Overall, Bun’s eDSL is capable enough for more complex queries.

Migration system

SQLAlchemy together with Alembic make a great database migration tool.
It provides many features (Alembic’s goals are stated in its GitHub repository), but the main one for me was the eDSL to have a single migration work with different databases.

Unfortunately, Bun doesn’t help here.
There’s eDSL, but it’s required to write database-specific code (e.g. for database-specific types), whereas in Alembic you work with SQLAlchemy types, which then are automatically mapped to database types.

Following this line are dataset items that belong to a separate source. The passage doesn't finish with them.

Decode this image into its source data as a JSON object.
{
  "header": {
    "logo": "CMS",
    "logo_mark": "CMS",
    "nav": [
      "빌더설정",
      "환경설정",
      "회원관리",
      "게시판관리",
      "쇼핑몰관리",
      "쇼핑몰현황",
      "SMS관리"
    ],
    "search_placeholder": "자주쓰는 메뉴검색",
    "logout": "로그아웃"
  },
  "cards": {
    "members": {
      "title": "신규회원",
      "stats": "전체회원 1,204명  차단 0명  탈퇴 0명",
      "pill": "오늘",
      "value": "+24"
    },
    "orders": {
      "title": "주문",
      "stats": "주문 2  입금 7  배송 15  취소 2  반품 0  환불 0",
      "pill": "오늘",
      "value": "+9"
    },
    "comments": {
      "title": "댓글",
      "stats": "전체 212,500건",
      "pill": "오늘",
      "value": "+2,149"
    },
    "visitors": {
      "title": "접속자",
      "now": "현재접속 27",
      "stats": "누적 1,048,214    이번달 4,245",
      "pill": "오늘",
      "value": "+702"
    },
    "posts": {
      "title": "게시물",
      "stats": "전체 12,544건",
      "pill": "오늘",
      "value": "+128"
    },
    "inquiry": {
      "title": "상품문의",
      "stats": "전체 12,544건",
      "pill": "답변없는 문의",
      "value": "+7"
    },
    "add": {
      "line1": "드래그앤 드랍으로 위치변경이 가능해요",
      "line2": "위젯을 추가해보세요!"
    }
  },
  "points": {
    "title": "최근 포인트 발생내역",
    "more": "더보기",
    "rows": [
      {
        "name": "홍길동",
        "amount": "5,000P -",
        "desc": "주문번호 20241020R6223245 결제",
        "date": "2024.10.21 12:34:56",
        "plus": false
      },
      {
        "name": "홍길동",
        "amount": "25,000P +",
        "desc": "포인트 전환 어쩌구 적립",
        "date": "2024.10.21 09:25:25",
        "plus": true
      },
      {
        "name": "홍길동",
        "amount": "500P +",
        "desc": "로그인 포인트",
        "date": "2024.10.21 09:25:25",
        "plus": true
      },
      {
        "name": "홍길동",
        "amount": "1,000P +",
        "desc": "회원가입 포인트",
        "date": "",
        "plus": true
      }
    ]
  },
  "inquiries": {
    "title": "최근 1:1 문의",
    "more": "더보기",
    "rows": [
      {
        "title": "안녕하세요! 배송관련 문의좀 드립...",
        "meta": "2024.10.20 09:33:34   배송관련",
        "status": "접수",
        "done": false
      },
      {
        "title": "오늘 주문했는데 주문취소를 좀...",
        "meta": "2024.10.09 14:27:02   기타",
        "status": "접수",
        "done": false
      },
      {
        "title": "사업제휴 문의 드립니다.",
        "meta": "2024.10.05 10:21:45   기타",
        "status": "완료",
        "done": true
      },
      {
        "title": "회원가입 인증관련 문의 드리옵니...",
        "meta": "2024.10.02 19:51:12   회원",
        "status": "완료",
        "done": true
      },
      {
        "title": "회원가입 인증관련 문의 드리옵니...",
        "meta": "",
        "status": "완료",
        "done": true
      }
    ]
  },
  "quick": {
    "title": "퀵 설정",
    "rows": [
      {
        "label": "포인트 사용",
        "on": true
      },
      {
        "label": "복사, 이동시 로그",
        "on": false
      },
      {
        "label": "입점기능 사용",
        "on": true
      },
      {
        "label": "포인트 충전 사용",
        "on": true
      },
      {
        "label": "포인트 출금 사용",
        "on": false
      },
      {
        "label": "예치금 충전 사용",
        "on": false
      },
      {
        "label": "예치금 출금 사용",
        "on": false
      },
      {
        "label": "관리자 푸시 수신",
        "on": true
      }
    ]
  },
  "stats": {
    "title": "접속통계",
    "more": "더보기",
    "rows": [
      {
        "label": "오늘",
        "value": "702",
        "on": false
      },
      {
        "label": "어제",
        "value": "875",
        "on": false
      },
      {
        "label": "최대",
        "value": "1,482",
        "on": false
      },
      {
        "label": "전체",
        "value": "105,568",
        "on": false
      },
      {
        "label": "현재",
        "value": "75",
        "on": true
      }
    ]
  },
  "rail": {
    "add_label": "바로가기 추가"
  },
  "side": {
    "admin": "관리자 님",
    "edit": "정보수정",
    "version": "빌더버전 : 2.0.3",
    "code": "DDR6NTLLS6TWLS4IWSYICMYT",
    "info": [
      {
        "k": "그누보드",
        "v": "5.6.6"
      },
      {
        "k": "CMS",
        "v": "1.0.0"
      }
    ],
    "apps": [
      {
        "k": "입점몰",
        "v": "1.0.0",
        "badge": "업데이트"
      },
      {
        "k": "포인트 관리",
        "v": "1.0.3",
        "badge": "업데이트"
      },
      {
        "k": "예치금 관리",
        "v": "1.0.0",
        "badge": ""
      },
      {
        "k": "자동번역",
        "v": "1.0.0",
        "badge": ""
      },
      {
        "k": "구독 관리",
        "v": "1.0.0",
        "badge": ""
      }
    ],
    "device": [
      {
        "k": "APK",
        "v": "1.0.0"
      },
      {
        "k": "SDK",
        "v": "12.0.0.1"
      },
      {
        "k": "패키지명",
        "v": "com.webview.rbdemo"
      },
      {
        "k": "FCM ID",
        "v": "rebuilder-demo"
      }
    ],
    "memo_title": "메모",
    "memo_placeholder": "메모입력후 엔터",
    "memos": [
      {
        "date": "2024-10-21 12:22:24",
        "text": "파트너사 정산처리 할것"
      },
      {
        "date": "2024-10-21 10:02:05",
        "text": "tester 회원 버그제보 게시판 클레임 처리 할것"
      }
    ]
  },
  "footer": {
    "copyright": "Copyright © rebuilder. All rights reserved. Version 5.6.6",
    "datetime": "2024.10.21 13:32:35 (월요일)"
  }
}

I ended up using Dbmate with raw SQL migrations for each supported database.
It’s possible to do migrations in Bun, but for my use case there’re no benefits using it comparing to raw SQL.

Conclusion

Bun is a solid choice for a Go ORM with SQL eDSL support.

It supports SQLite, PostreSQL, MySQL and more.
ORM layer is easy to use, and eDSL can be used for more complex queries (supporting subqueries, CTEs, window functions).
The same application code (ORM layer or eDSL) can be used with different databases (e.g. depending on the database provided in runtime).